Many computer chess engines use several 64-bit integers (called bitboards) to represent the various piece sets (1 bit per occupied square). Suppose a sliding piece (rook, bishop, queen) on a certain origin square can move to at most K squares if no blocking pieces were present. Using bitwise-and of those scattered K bits with the bitboard of occupied squares gives a specific K-bit word embedded within a 64-bit integer.
Magic multiplication can be used to map these scattered K bits to the lower K bits of a 64-bit integer. These lower K bits can then be used to index a table of pre-computed bitboards that representst the allowed squares that the piece on its origin square can actually move to (taking care of blocking pieces etc.)
A typical chess engine using this approach has 2 tables (one for rooks, one for bishops, queens using the combination of both) of 64 entries (one per origin square) that contain such pre-computed results. Both the highest rated closed source (Houdini) and open source chess engine (Stockfish) currently use this approach for its very high performance.
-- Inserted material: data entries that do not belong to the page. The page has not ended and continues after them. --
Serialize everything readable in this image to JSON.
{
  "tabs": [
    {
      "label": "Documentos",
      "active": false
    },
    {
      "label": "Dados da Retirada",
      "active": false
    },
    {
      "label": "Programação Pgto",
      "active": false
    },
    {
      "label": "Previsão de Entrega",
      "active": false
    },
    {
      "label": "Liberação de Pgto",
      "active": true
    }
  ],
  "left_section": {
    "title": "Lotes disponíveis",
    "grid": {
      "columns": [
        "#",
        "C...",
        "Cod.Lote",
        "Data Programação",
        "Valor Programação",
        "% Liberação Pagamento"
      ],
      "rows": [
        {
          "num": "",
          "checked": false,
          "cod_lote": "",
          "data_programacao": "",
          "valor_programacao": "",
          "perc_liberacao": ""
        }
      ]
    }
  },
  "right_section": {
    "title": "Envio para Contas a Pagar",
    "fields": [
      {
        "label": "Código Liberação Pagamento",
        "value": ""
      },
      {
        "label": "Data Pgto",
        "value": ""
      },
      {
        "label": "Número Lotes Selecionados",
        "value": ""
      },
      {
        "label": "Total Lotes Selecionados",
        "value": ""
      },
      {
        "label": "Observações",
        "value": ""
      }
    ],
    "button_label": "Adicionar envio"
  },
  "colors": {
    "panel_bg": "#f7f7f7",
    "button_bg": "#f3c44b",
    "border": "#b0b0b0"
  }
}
Finding these magic multipliers is done either using an exhaustive search (optimized with early cutoffs) or with trial and erorr (e.g. trying lots of random 64-bit integers). There have been no bit patterns used during move generation for which no magic constant could be found. However, bitwise carry effects are typically necessary when the to-be-mapped bits have (almost) adjacent indices.
AFAIK, the very general SAT-solver approachy by #Syzygy has not been used in computer chess, and neither does there appear to be any formal theory regarding existence and uniqueness of such magic constants.